When I was lamenting the (relative) lack of fluid dynamics questions in the chat yesterday, it was mentioned that I may not be the only one to feel that way given the number of people who answer those types of questions seems to greatly exceed the number who ask.
I was also looking at Map of all Stack Exchange sites (except the three biggest) because I am really interested in data analysis and visualization.
Anyway, that got me to thinking -- has anybody ever looked at the distribution of users and the number of questions asked vs. answered?
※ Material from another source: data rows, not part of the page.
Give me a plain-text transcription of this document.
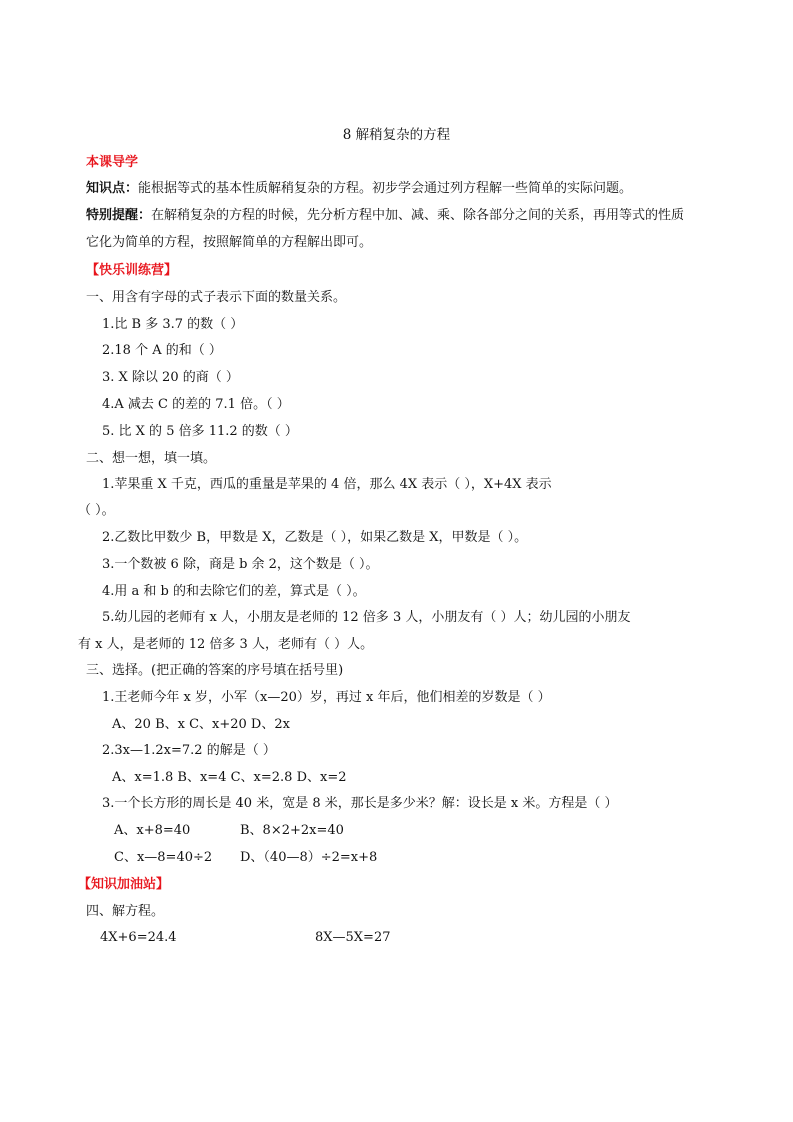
8 解稍复杂的方程
本课导学
知识点：能根据等式的基本性质解稍复杂的方程。初步学会通过列方程解一些简单的实际问题。
特别提醒：在解稍复杂的方程的时候，先分析方程中加、减、乘、除各部分之间的关系，再用等式的性质
它化为简单的方程，按照解简单的方程解出即可。
【快乐训练营】
一、用含有字母的式子表示下面的数量关系。
1.比 B 多 3.7 的数（ ）
2.18 个 A 的和（ ）
3. X 除以 20 的商（ ）
4.A 减去 C 的差的 7.1 倍。（ ）
5. 比 X 的 5 倍多 11.2 的数（ ）
二、想一想，填一填。
1.苹果重 X 千克，西瓜的重量是苹果的 4 倍，那么 4X 表示（ ），X+4X 表示
（ ）。
2.乙数比甲数少 B，甲数是 X，乙数是（ ），如果乙数是 X，甲数是（ ）。
3.一个数被 6 除，商是 b 余 2，这个数是（ ）。
4.用 a 和 b 的和去除它们的差，算式是（ ）。
5.幼儿园的老师有 x 人，小朋友是老师的 12 倍多 3 人，小朋友有（ ）人；幼儿园的小朋友
有 x 人，是老师的 12 倍多 3 人，老师有（ ）人。
三、选择。(把正确的答案的序号填在括号里)
1.王老师今年 x 岁，小军（x—20）岁，再过 x 年后，他们相差的岁数是（ ）
A、20 B、x C、x+20 D、2x
2.3x—1.2x=7.2 的解是（ ）
A、x=1.8 B、x=4 C、x=2.8 D、x=2
3.一个长方形的周长是 40 米，宽是 8 米，那长是多少米？解：设长是 x 米。方程是（ ）
A、x+8=40	B、8×2+2x=40
C、x—8=40÷2 D、（40—8）÷2=x+8
【知识加油站】
四、解方程。
4X+6=24.4	8X—5X=27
For instance, I've answered 22 and asked 0. On SO, it's 88 to 30. anna-v is 641-4, Qmechanic is 360-0. Obviously they are the big dogs and may not be representative of the community.
So has anybody looked at these kinds of trends? Are we "top-heavy" in the sense that we have many recurring experts ready to answer but (relatively) few recurring users ready to ask? Is it possible for anybody to get that kind of data (questions asked/answered, number of answers accepted, etc), and if so how? (I answered my own question on this part with the Data Explorer)
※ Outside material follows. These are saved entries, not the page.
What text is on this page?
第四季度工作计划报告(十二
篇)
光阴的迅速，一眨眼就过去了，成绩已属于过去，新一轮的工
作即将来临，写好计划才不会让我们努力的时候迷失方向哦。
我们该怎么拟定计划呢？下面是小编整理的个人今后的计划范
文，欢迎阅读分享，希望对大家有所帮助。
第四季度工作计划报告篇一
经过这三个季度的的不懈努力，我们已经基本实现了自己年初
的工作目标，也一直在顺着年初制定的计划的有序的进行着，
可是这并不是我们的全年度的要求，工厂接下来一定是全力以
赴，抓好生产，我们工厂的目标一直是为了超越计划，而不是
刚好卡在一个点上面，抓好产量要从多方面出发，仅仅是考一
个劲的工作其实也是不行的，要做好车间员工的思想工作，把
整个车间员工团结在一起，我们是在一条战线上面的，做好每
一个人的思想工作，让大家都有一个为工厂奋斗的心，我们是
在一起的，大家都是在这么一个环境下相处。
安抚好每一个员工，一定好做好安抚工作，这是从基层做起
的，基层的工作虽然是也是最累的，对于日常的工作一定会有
I also wonder how physics would compare to other SE 2.0 sites.
Edit:
I created a simple scatter plot to see what data we would be dealing with, the X axis is questions asked and Y is answers given. I'm looking for techniques on how to show all the different scales of data: https://stats.stackexchange.com/questions/45466/techniques-to-show-data-spanning-multiple-decades but it will give you an idea.
Also, should anybody want to play around with the data and see what they can come up with, the query is http://data.stackexchange.com/stackoverflow/query/88269/question-answer-and-comment-counts-for-each-user It pulls out comments too, maybe there's a cool way to incorporate that information. Cooler than just doing a 3D scatter anyway.